Here's what Darwin had to say on natural selection:

"As natural selection acts soley by the preservation of profitable modifications, each new form will tend in a fully stocked country to take the place of, and finally exterminate, its own less improved parent form and other less favoured forms with wich it comes into competition. Thus extinction and natural selection go hand in hand (Origin of Species pg 159)."

"Can the principle of selection, which we have seen is so potent in the hands of man, apply under nature? I think that we shall see that it can act most efficiently. Let the endless number of slight variations and individual differences occuring in our domestic productions, and, in a lesser degree, in those under nature be borne in mind; as well as the strength of the hereditary tendency(Origin of Species pg 87)."

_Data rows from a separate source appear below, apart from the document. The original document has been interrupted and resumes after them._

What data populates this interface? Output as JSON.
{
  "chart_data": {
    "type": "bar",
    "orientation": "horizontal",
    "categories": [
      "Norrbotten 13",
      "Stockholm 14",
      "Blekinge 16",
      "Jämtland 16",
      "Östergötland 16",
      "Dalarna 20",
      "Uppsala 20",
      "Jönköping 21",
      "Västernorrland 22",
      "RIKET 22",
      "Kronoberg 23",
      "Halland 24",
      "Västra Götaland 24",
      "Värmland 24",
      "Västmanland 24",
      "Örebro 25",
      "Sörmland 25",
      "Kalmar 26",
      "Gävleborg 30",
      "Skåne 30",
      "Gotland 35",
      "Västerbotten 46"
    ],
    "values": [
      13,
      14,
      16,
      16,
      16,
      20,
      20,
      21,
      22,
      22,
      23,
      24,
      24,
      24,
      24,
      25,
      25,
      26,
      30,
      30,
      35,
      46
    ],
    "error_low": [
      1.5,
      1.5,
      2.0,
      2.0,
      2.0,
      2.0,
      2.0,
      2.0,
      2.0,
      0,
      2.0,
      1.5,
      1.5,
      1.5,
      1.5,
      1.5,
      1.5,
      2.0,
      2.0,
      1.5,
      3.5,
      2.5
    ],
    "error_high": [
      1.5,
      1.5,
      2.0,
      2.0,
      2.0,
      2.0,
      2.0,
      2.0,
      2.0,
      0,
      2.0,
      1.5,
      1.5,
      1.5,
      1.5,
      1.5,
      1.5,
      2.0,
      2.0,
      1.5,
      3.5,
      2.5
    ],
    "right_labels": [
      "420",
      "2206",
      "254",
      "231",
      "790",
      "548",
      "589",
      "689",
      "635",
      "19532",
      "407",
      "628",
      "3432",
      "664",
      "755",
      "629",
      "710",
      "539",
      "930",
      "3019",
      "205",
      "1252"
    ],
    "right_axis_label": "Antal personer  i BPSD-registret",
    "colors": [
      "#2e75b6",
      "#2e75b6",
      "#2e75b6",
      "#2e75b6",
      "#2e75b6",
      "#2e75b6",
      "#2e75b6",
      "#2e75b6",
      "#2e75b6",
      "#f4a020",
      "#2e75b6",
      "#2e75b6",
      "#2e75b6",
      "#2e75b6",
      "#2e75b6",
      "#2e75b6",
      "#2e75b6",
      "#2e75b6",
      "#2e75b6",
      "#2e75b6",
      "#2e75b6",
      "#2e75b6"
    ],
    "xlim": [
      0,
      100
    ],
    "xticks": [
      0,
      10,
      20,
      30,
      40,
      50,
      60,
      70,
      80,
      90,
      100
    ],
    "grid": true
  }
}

I could probably find more but these two will suffice. Let's examine all three quotations. I interpret the first quote to mean that Darwin did not believe natural selection acting on mutation was the driving force of evolution. Two things could be said about that. First, the concept of mutation, being a term related to genetics was unknown. This gets back to comments I made in a previous post. Darwin was trying to talk about variabilty using archaic and outmoded concepts and trying to create a new vocabulary. Since genes and chromosomes and whatnot had not been discovered yet. For Darwin, variability was casued by a wide variaty of phenomena, including atavism, effects of previous sire, use/disuse of parts, and condition of life (for example, domesticated animals were more variable than wild animals because they were attended to by humans, the concept also had to do with rearing animals in a different environment than what they were accustomed to). So to say that Darwin didn't think mutation/selection "drove' evolution was misleading at best. Second, the crucial idea is that for Darwin natural selection acts on variability (however introduced). "Can it, then, be thought improbable, seeing that variations useful to man have undoubtedly occurred, that other variations useful in some way to each being in the great and complex battle of life, should occur in the course of many successive generations. If such do occur, can we doubt (remembering that many more individuals are born than can possibly survive) that individuals having any advantage, however slight, over others, would have the best chance of surviving and procreating their kind? On the other hand , we may feel sure that any variation in the least degree injurious would be rigidly destroyed (Origin of Species pg 87-88)." Later in the same chapter Darwin uses the concept of natural selection to make predictions about speciation and the fossil record (he also uses this idea in a latter chapter on the imperfection of the fossil record). I could pull quite a few other quotes from "The Origin of Species" to prove my point. I could also pull some from "The variation of Animals and Plants under Domestication" and The Descent of Man; and Selection in Relation to Sex" but I think the point is made.